Concerns over cameras
It is Sterman's fourth turn in the eICU, and a couple of patients
worry him.
One is a cancer patient at Pennsylvania Hospital who shows signs
of a massive bloodstream infection and is having trouble
breathing.
Before the night ends, a resident from Pennsylvania Hospital will
call Sterman, and they agree to put the patient on a ventilator.
Other patients aren't so vulnerable. Turning on the camera above
bed No. 19 in HUP's ICU, Sterman asks: "Hi, Mr. Anderson. This is
Dr. Sterman in the virtual ICU. How are you feeling today?"
"Horrible," shoots back a feisty James Anderson.
The 56-year-old man from Oxford was home from heart bypass
surgery for six days when he bled so severely from a stomach ulcer
that he passed out and landed back in the hospital.
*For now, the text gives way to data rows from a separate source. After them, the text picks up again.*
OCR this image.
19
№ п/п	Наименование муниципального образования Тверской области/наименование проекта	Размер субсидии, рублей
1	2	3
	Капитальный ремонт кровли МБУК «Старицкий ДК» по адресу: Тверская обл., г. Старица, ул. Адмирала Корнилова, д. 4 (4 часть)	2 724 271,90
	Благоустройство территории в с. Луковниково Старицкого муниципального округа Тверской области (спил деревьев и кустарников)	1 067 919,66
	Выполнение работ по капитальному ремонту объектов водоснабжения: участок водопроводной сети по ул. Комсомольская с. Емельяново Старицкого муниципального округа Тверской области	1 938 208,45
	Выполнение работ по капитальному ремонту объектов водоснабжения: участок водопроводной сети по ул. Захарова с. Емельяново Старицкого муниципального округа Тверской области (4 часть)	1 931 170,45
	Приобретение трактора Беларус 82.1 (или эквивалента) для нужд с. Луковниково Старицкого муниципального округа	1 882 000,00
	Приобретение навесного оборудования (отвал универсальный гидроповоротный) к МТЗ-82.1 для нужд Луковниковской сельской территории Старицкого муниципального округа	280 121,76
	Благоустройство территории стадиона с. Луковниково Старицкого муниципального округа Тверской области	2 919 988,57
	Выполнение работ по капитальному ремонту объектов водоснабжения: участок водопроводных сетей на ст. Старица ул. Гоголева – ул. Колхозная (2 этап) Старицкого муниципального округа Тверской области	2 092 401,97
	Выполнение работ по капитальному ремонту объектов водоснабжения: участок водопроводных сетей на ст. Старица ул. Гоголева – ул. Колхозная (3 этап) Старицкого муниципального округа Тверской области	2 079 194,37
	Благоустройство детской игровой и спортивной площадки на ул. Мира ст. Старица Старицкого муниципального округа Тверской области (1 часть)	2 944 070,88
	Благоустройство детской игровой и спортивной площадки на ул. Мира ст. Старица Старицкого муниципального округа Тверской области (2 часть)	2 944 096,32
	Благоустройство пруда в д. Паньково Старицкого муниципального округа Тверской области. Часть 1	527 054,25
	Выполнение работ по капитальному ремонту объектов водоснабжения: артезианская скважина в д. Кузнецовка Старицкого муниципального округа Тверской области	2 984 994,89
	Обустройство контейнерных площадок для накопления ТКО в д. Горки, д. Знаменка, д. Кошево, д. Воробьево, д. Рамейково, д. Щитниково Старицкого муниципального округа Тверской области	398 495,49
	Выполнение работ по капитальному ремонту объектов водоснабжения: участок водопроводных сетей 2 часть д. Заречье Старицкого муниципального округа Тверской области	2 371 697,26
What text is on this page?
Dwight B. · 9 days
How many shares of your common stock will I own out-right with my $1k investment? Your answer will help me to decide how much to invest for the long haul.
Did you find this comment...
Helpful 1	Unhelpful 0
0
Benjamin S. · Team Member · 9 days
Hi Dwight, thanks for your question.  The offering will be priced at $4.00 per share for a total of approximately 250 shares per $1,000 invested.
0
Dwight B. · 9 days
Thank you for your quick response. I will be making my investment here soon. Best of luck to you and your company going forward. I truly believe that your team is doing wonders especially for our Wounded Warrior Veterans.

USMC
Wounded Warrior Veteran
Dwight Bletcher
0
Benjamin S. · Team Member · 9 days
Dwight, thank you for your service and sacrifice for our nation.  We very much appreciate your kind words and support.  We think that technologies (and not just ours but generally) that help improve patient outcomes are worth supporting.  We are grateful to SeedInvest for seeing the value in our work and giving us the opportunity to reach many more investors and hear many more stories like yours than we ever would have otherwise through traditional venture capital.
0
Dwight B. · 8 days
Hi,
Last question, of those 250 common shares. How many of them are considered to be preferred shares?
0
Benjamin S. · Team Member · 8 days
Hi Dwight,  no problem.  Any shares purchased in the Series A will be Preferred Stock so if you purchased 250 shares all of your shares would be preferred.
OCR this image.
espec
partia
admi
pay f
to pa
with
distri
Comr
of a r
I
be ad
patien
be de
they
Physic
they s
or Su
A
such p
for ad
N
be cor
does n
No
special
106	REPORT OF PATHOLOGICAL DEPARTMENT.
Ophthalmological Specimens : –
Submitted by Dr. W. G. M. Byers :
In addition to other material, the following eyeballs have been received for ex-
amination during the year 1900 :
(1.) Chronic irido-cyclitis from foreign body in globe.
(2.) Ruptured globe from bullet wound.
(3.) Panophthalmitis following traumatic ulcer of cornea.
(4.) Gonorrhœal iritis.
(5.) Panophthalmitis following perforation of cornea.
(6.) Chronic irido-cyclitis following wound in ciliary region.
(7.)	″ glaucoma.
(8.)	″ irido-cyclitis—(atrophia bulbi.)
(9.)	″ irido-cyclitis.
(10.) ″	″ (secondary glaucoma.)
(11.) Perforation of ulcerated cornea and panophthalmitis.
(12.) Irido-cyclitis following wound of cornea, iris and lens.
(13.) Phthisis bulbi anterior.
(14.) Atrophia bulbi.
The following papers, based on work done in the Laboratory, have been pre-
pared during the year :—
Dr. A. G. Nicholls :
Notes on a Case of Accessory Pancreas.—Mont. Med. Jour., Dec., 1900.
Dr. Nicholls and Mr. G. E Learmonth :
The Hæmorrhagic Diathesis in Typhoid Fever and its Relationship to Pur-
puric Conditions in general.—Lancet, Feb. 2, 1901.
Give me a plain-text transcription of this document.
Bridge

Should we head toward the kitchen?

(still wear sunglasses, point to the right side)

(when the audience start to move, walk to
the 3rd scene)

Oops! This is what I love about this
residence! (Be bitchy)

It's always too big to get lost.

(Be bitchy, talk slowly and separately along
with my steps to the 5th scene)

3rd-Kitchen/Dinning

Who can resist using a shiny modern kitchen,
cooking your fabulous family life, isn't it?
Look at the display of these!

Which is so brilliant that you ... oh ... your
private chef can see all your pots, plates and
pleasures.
He needed 20
units of blood.
Anderson later confesses he isn't wowed by the remote monitoring
system.
"It's nice to have someone show concern," he says of the nurse in
his room.
"But that thing," he says, gesturing at the camera on the wall,
"will never show concern."
Leslie Moore, the head night nurse in the unit, said her
colleagues have mixed opinions on the eICU.
"At times we feel like it's very good... especially if you have
two things happening at once in the unit," she said. Other times,
nurses "feel it's an intrusion on their independence to be able to
handle an issue."
Catherine Pavlov, whose father is in Pennsylvania Hospital's ICU
for heart failure, said she worried the hospital might use the
system to cut back on staffing.
"My first concern was that it was going to change the
patient-to-nurse ratio. Is the nurse going to be responsible for
more patients then? And they said, 'Absolutely not,' " she said.
She said her 82-year-old father, Charles Cramer, is happy
"knowing he could go to sleep and someone is there with him."